On Oct 8, 2007, at 12:13 PM, Sam Lang wrote:
With mx, it looks like there's a limit on the number of connections
from a peer (BMX_PEER_RX_NUM == 20). As new connections are
received the idle connections are closed? Should
bmi_method_addr_forget_callback be called from there?
Thanks,
-sam
Hi Sam,
The BMX_PEER_RX_NUM simply sets the number of unexpected requests to
pre-allocate when a new peer is registered. This the calls to malloc
() for unexpected messages up to this threshold. It does not control
re-connect attempts.
In bmi_mx, a peer is only registered once. If any communication
fails, the connection state is marked BMX_PEER_DISCONNECT. It does
not delete the peer unless BMI_set_info(DROP_ADDR) is called.
When a client reconnects, the server cancels any pending requests
from the peer, calls mx_iconnect() to establish a new connect back to
the client, and then sends a CONN_ACK message.
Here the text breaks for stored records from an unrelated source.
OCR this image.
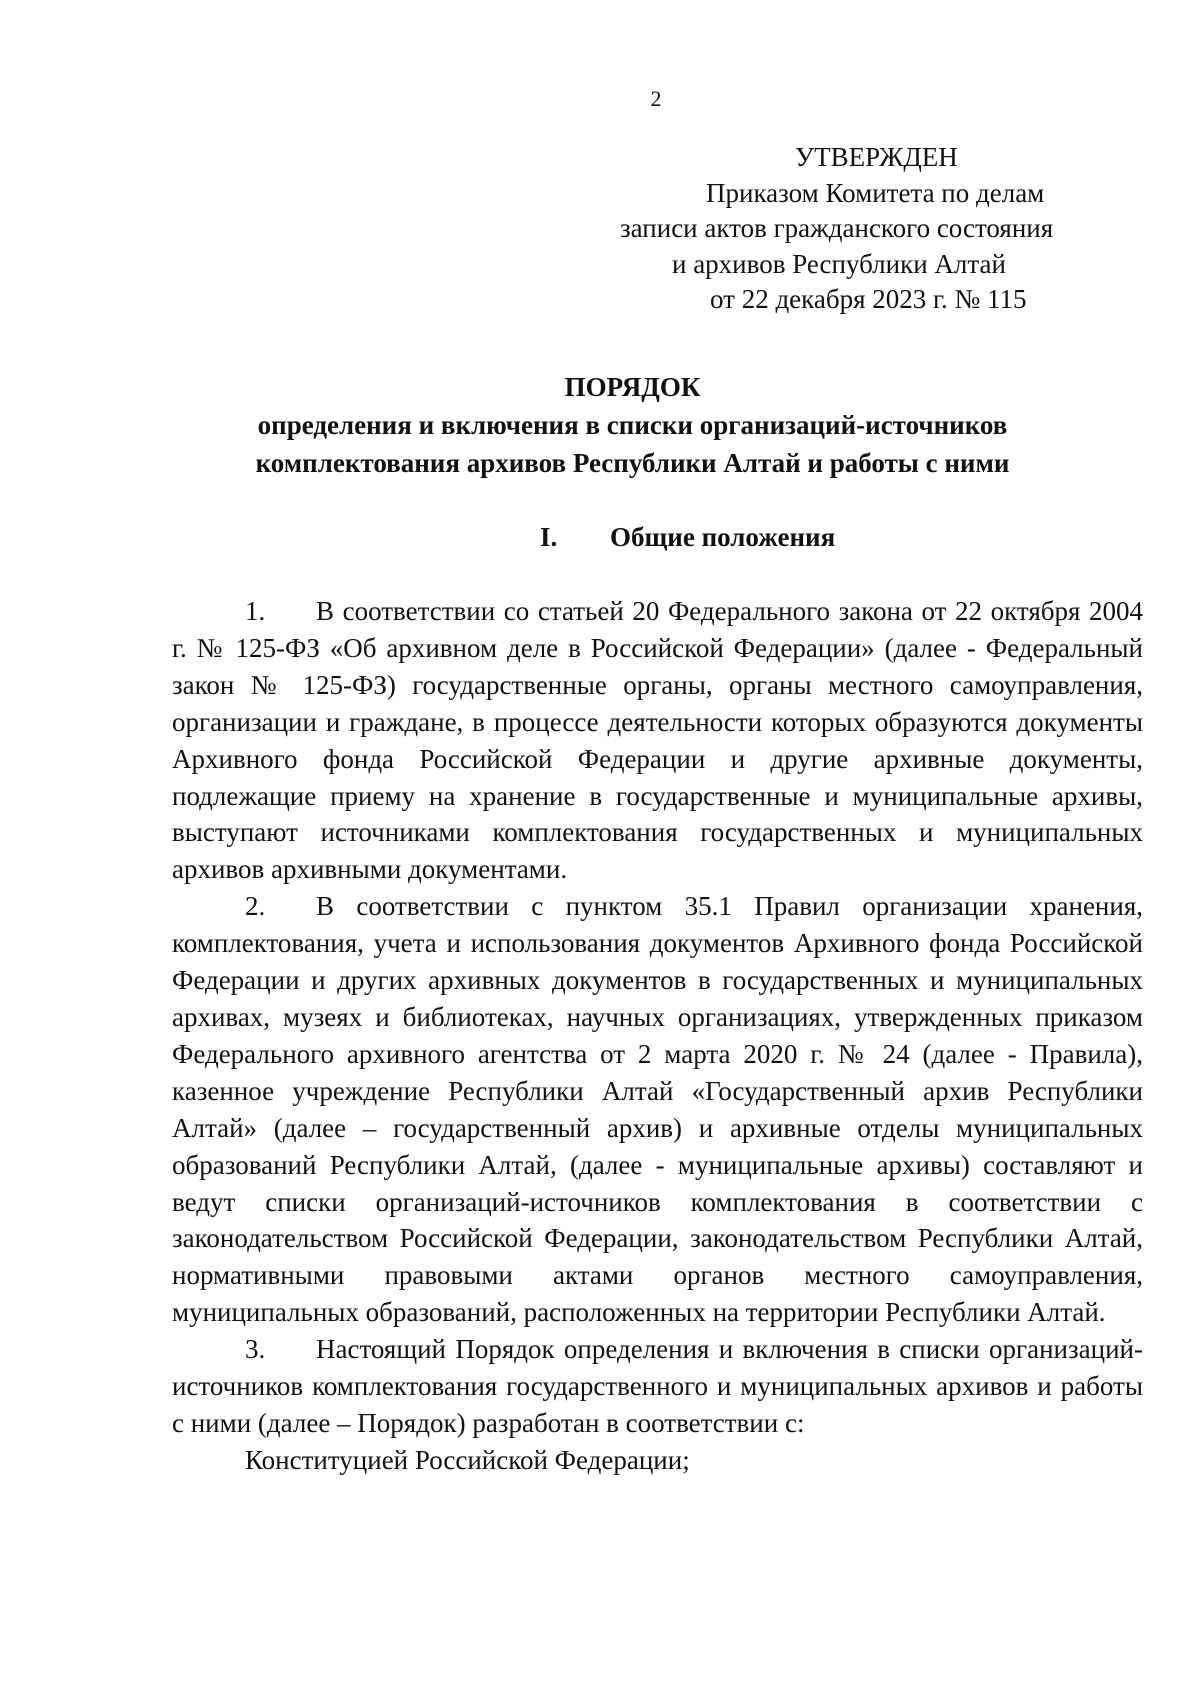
2
УТВЕРЖДЕН
Приказом Комитета по делам
записи актов гражданского состояния
и архивов Республики Алтай
от 22 декабря 2023 г. № 115
ПОРЯДОК
определения и включения в списки организаций-источников
комплектования архивов Республики Алтай и работы с ними
I. Общие положения

1. В соответствии со статьей 20 Федерального закона от 22 октября 2004 г. № 125-ФЗ «Об архивном деле в Российской Федерации» (далее - Федеральный закон № 125-ФЗ) государственные органы, органы местного самоуправления, организации и граждане, в процессе деятельности которых образуются документы Архивного фонда Российской Федерации и другие архивные документы, подлежащие приему на хранение в государственные и муниципальные архивы, выступают источниками комплектования государственных и муниципальных архивов архивными документами.

2. В соответствии с пунктом 35.1 Правил организации хранения, комплектования, учета и использования документов Архивного фонда Российской Федерации и других архивных документов в государственных и муниципальных архивах, музеях и библиотеках, научных организациях, утвержденных приказом Федерального архивного агентства от 2 марта 2020 г. № 24 (далее - Правила), казенное учреждение Республики Алтай «Государственный архив Республики Алтай» (далее – государственный архив) и архивные отделы муниципальных образований Республики Алтай, (далее - муниципальные архивы) составляют и ведут списки организаций-источников комплектования в соответствии с законодательством Российской Федерации, законодательством Республики Алтай, нормативными правовыми актами органов местного самоуправления, муниципальных образований, расположенных на территории Республики Алтай.

3. Настоящий Порядок определения и включения в списки организаций-источников комплектования государственного и муниципальных архивов и работы с ними (далее – Порядок) разработан в соответствии с:

Конституцией Российской Федерации;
After that,
communication resumes.
If a connection is idle, bmi_mx (and MX) will happily leave it open
as long as the process is alive.
I am not sure what you are proposing that
bmi_method_addr_forget_callback() do.
By the way, there is a limit in bmi_mx to the number of known peers
which is currently set at 2^20. Having a high value of peers (active
and/or idle) should not cause any slow-down issues in bmi_mx. Each
incoming message (expected or unexpected) includes the source
endpoint address and MX has a function that allows you to register a
context with each endpoint address. bmi_mx uses this to associate the
peer's data structure with the peer's endpoint. So for even
unexpected messages, it is a O(1) lookup.